Hagen. .

„Entsammeln“ ist das Unwort des Jahres im Kulturbetrieb. In Zeiten leerer kommunaler Kassen äugt die Politik auf Goldreserven, die sich in den Depots der städtischen Museen verbergen mögen. Doch nur wenige Politiker und Normalbürger wissen, wie es in einem Kunstlager aussieht. Wir haben im Hagener Osthaus-Museum einen Rundgang durch die Magazine gemacht.

Jeder kennt das Gefühl: Auf Tante Ännchens zugemülltem Speicher oder auf dem Flohmarkt entdeckt man plötzlich zwischen Nippes und Sperrmüll ein Gemälde. Ein echter van Gogh? Ein Renoir sogar? Der Kunstfreund wird zum Schatzgräber.
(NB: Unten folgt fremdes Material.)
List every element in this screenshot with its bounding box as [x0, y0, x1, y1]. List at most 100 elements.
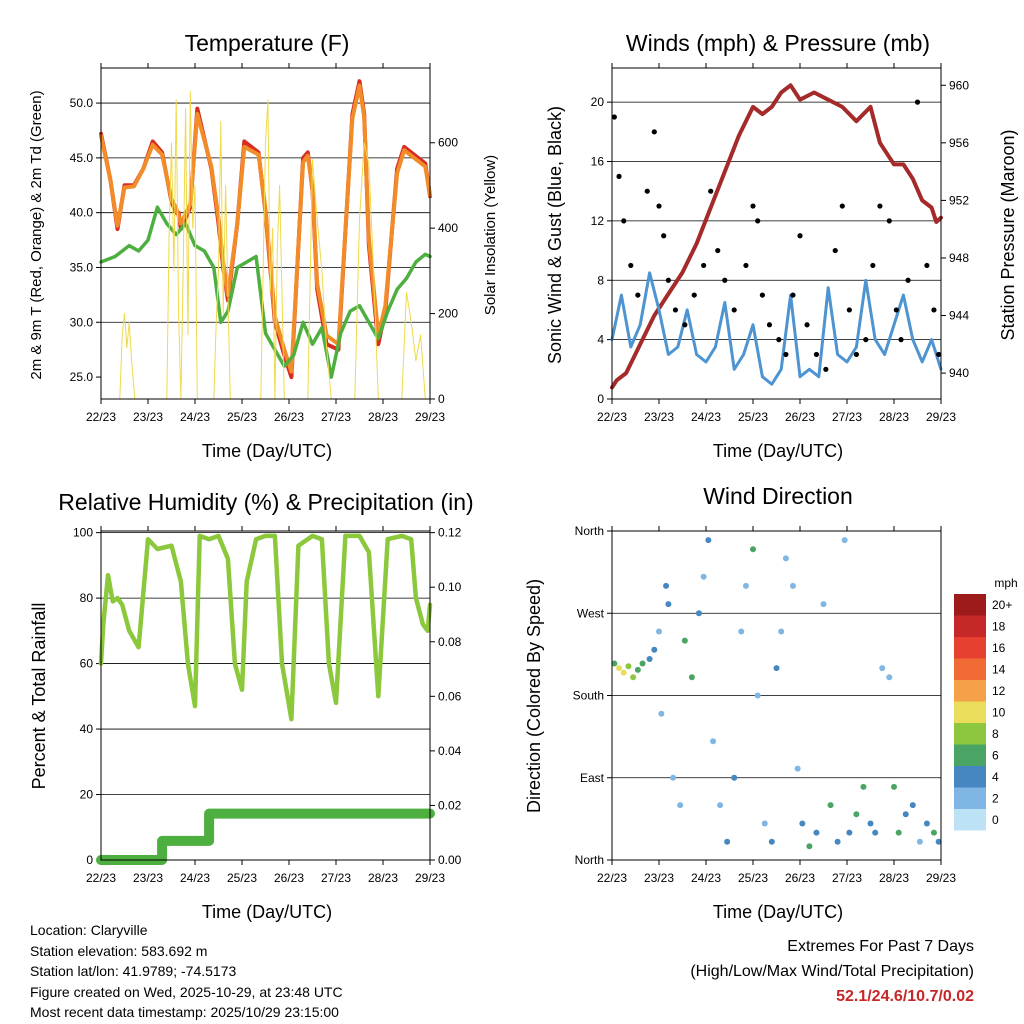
direction-point [872, 829, 879, 836]
direction-point [710, 738, 717, 745]
legend-title: mph [994, 576, 1017, 590]
direction-point [778, 628, 785, 635]
direction-point [935, 838, 942, 845]
direction-point [930, 829, 937, 836]
direction-point [886, 674, 893, 681]
direction-point [634, 666, 641, 673]
winds-ylabel: Sonic Wind & Gust (Blue, Black) [545, 106, 565, 364]
winds-point [665, 277, 672, 283]
humidity-ytick-right-label: 0.12 [438, 526, 462, 540]
temperature-xtick-label: 23/23 [133, 410, 163, 424]
temperature-frame [100, 67, 431, 400]
winds-point [914, 99, 921, 105]
winds-point [651, 129, 657, 135]
temperature-ytick-right-label: 0 [438, 392, 445, 406]
direction-xlabel: Time (Day/UTC) [713, 902, 843, 922]
legend-label: 20+ [992, 598, 1012, 612]
direction-ytick-label: North [575, 853, 604, 867]
station-info: Location: Claryville Station elevation: … [30, 920, 343, 1023]
humidity-xtick-label: 26/23 [274, 871, 304, 885]
direction-xtick-label: 22/23 [597, 871, 627, 885]
humidity-xtick-label: 27/23 [321, 871, 351, 885]
temperature-ytick-right-label: 400 [438, 221, 458, 235]
temperature-ytick-label: 30.0 [70, 315, 94, 329]
winds-point [886, 218, 892, 224]
direction-point [670, 774, 677, 781]
direction-xtick-label: 27/23 [832, 871, 862, 885]
winds-frame [611, 67, 942, 400]
winds-point [893, 307, 899, 313]
direction-panel: Wind Direction Direction (Colored By Spe… [524, 483, 1018, 922]
direction-point [834, 838, 841, 845]
legend-label: 16 [992, 641, 1006, 655]
winds-ytick-right-label: 952 [949, 193, 969, 207]
legend-swatch [954, 615, 986, 637]
temperature-xtick-label: 25/23 [227, 410, 257, 424]
legend-label: 8 [992, 727, 999, 741]
temperature-line-9m-t [99, 83, 432, 374]
winds-xtick-label: 29/23 [926, 410, 956, 424]
winds-xtick-label: 26/23 [785, 410, 815, 424]
direction-point [665, 601, 672, 608]
winds-ytick-right-label: 960 [949, 78, 969, 92]
humidity-xlabel: Time (Day/UTC) [202, 902, 332, 922]
direction-xtick-label: 28/23 [879, 871, 909, 885]
humidity-ytick-label: 20 [80, 788, 94, 802]
winds-point [905, 277, 911, 283]
humidity-xtick-label: 24/23 [180, 871, 210, 885]
legend-swatch [954, 594, 986, 616]
direction-point [909, 802, 916, 809]
extremes-subtitle: (High/Low/Max Wind/Total Precipitation) [690, 963, 974, 980]
winds-point [628, 262, 634, 269]
direction-point [695, 610, 702, 617]
winds-point [743, 262, 749, 269]
direction-point [867, 820, 874, 827]
winds-xtick-label: 23/23 [644, 410, 674, 424]
temperature-ytick-right-label: 600 [438, 136, 458, 150]
temperature-xtick-label: 26/23 [274, 410, 304, 424]
temperature-line-2m-td [99, 205, 432, 379]
humidity-xtick-label: 29/23 [415, 871, 445, 885]
temperature-panel: Temperature (F) 2m & 9m T (Red, Orange) … [28, 30, 499, 461]
humidity-panel: Relative Humidity (%) & Precipitation (i… [29, 489, 474, 922]
temperature-ytick-label: 50.0 [70, 96, 94, 110]
direction-point [789, 582, 796, 589]
winds-point [644, 188, 650, 194]
direction-point [738, 628, 745, 635]
winds-point [870, 262, 876, 269]
direction-point [630, 674, 637, 681]
direction-xtick-label: 25/23 [738, 871, 768, 885]
direction-point [773, 665, 780, 672]
direction-point [841, 537, 848, 544]
temperature-line-solar [119, 91, 426, 400]
direction-point [646, 655, 653, 662]
winds-point [846, 307, 852, 313]
legend-swatch [954, 744, 986, 766]
direction-ytick-label: East [580, 771, 605, 785]
temperature-xtick-label: 24/23 [180, 410, 210, 424]
temperature-xtick-label: 27/23 [321, 410, 351, 424]
winds-line-station-pressure [610, 83, 943, 390]
direction-xtick-label: 23/23 [644, 871, 674, 885]
humidity-ytick-right-label: 0.02 [438, 798, 462, 812]
direction-point [853, 811, 860, 818]
humidity-ytick-label: 100 [73, 526, 93, 540]
legend-label: 4 [992, 770, 999, 784]
direction-xtick-label: 29/23 [926, 871, 956, 885]
recent-text: Most recent data timestamp: 2025/10/29 2… [30, 1004, 339, 1020]
legend-label: 18 [992, 620, 1006, 634]
temperature-ytick-label: 45.0 [70, 151, 94, 165]
humidity-ytick-right-label: 0.08 [438, 635, 462, 649]
humidity-ytick-label: 80 [80, 591, 94, 605]
legend-label: 2 [992, 792, 999, 806]
direction-point [616, 665, 623, 672]
temperature-ytick-label: 40.0 [70, 206, 94, 220]
winds-point [823, 366, 829, 372]
winds-point [813, 351, 820, 358]
direction-point [677, 802, 684, 809]
direction-point [658, 710, 665, 717]
legend-label: 14 [992, 663, 1006, 677]
direction-point [902, 811, 909, 818]
direction-point [750, 546, 756, 553]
Dr. Birgit Schulte, Kustodin des Hagener Osthaus-Museums, hütet Schätze, große wie kleine. Sie weiß genau, was sich in den Depots des Hauses befindet. Denn Kustodin bedeutet Wächterin. Birgit Schulte ist im Osthaus-Museum die Frau mit den Schlüsseln. „Das Depot ist rein physisch organisiert, nach Art und Größe der Bilder, Skulpturen und Objekte. Physisch sortieren bedeutet, dass die Bestände gut und sicher untergebracht werden.“ Große Gitter-Schiebewände laufen auf Rollen, an ihnen hängen viele Emil Schumachers, Ernst Ludwig Kirchner, die schöne Geigerin Frida, gemalt von ihrem Mann Friedrich August von Kaulbach, Emil Nolde, Richard Seewald, Ludwig von Hofmann, Ruth Eckstein, Lovis Corinth, ein Nagelbild von Günther Uecker, Ida Gerhardi, Marc Chagall, Eva Niestrath, Peter August Böckstiegel, Wilhelm Morgner, Otto Modersohn, Willi Baumeister und natürlich Christian Rohlfs.

Das Auge des Betrachters reist durch die Epochen und Stile, denn die Bilder hängen ausschließlich nach Größe geordnet, damit so viele wie möglich Platz finden. In weiteren Regalen sind Skulpturen und auseinander gebaute Installationen untergebracht. Es gibt das Grafik-Magazin, in dem die empfindlichen, kostbaren Papierarbeiten lichtgeschützt in Metallschränken aufbewahrt werden. Es gibt das Lager mit den Arbeiten von Künstlern, die keinen Marktwert haben wie Friedrich Adolf Apfelbaum, weil sie nicht auf dem Markt sind. Alle Räume sind einbruchsicher ausgerüstet.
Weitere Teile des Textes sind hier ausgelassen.